Where would Golgotha be located?

Question:

I was reading an article on your website titled "The Offering of Isaac" and had a couple of questions about it.  The fourth paragraph says this:

The place chosen for the sacrifice was about 50 miles from Abraham's home. It took Abraham three days to reach the place. The journey gave Abraham three days to change his mind, but he did not relent. The place chosen was not arbitrary. It was a mountain called Moriah. Moriah is only mentioned in one other place in our Bibles -- II Chronicles 3:1. This is the place where God appeared to David on the threshing floor. Later, this was the same place where Solomon built the temple. And a long time later, it was on this same mountain that God's only Son was sacrificed outside the gates of the city of Jerusalem.

It says the following events took place on Mt. Moriah:

  • Abraham offered Isaac
  • God appeared to David on the threshing floor
  • Solomon built the temple on this site
  • Jesus was sacrificed on this site

This is all very interesting to me.  Anyway, if Jesus was crucified outside the gates, would Golgotha have not been on the hill or mountain next to Mt. Moriah?  I am assuming that the place called Golgotha would have been east of the temple since the altar of sacrifice was placed east of the entrance to the tabernacle and the temple and that the lamb of God would have been sacrificed in the same way. Sacrifices were to be made before the Lord. I believe the Kidron Valley is just outside the gates on the east side of Jerusalem and then the Mount of Olives.  I was just curious as to what your thoughts were?

Answer:

The walls of Jerusalem did not occupy the entire mountain.

We know Jesus was crucified on Golgotha, "the Place of the Skull," and that it was located just outside of Jerusalem's walls. "For the place where Jesus was crucified was near the city" (John 19:20). "Therefore Jesus also, that He might sanctify the people with His own blood, suffered outside the gate" (Hebrews 13:12). The problem is that we don't know from the Bible outside which city gate it took place. We do know it was a gate that saw some traffic since passers-by saw and mocked Jesus (Matthew 27:39; Mark 15:29; Luke 23:35). The place contained a garden and new tombs. "Now in the place where He was crucified there was a garden, and in the garden a new tomb in which no one had yet been laid" (John 19:41). It probably was on a rise since the women looked on from a distance (Mark 15:40).

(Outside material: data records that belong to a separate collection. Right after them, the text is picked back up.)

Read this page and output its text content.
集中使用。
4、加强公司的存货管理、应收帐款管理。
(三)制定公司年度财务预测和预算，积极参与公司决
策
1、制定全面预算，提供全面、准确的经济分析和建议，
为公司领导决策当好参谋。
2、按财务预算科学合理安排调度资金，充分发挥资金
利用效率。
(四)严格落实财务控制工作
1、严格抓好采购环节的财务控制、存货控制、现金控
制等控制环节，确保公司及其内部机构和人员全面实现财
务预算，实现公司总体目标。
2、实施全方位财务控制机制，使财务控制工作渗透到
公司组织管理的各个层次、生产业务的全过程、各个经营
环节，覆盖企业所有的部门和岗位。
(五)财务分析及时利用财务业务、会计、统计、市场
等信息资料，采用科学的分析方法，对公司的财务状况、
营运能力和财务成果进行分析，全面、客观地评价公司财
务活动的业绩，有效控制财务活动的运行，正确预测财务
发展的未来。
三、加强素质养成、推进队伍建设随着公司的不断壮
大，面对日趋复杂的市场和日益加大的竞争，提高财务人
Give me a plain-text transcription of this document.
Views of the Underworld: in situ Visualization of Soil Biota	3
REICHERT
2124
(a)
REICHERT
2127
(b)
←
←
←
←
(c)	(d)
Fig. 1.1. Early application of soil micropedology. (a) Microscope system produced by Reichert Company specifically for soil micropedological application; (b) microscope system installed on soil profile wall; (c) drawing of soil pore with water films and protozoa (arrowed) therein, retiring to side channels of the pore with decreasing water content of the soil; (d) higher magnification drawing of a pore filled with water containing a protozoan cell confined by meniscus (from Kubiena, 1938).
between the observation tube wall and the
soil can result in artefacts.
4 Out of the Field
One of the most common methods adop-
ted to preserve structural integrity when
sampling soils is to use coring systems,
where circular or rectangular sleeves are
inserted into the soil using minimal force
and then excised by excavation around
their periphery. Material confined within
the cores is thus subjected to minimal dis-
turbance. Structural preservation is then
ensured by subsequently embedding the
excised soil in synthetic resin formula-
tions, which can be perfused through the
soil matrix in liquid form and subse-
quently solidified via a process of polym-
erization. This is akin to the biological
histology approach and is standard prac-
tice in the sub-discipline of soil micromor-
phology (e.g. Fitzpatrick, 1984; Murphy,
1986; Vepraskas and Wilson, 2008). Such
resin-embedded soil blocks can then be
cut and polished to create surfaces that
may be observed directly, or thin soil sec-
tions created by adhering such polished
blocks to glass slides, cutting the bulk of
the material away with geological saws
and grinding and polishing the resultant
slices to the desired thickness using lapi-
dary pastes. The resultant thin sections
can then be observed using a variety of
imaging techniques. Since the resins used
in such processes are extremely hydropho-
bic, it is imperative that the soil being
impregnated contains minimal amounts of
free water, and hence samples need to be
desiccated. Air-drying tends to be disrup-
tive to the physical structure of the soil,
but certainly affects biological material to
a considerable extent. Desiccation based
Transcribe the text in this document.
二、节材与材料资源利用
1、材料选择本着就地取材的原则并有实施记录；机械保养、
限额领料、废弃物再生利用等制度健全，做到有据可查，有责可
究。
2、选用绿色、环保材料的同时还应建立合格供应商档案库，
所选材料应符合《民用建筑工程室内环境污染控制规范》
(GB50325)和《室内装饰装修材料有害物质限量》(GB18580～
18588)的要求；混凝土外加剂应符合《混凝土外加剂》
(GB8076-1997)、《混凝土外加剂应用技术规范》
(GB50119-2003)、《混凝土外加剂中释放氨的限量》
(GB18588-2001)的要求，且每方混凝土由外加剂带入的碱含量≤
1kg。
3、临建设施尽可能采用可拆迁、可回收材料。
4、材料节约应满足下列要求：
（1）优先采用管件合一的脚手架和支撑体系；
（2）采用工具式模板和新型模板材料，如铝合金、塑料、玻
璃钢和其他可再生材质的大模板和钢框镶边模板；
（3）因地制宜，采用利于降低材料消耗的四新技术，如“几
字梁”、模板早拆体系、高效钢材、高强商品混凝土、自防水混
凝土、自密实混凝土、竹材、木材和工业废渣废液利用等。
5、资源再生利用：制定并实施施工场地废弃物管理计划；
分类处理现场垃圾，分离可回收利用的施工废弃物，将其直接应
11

The most likely place is where the Church of the Holy Sepulcher currently occupies. It is just to the west of Jerusalem on the edge of a major road. Just prior to A.D. 335, Helena, the mother of Constantine, had journeyed to Jerusalem and asked the local people where Christ had died. It was to this site that they took her. At the time a temple to Venus occupied the site. With Helena's authority and funding, the temple was torn down. Several tombs were uncovered, one of which the local people identified as Jesus' tomb. A point in this site's favor is that the tombs located here were made in the first century according to archeologists.

Another site that is favored is to the north of Jerusalem on a hill called Gordon's Calvary, named after the man who promoted it as the site of the crucifixion in the 1800s. It too has tombs, but the ones found date back to around 700 B.C., much too old to be the tomb of Jesus. The reason Gordon favored this site was that the hill roughly looks like a skull. However, there is nothing indicating that Golgotha acquired its name because of the look of the site. This site is also just off of a well-traveled road.

Both the west and north sites are located on the same mountain as the temple.

Going east from the temple is not a likely site as the Kidron Valley is right against the walls. To get up on a hill you have to cross the valley to the Mount of Olives, so you are no longer just outside the gates of Jerusalem. However, as a point to note, some first-century tombs have been found in the Kidron Valley at the base of the Mount of Olives to the east of the temple. Another negative point is that the road to the east was not as well-traveled because of its steepness.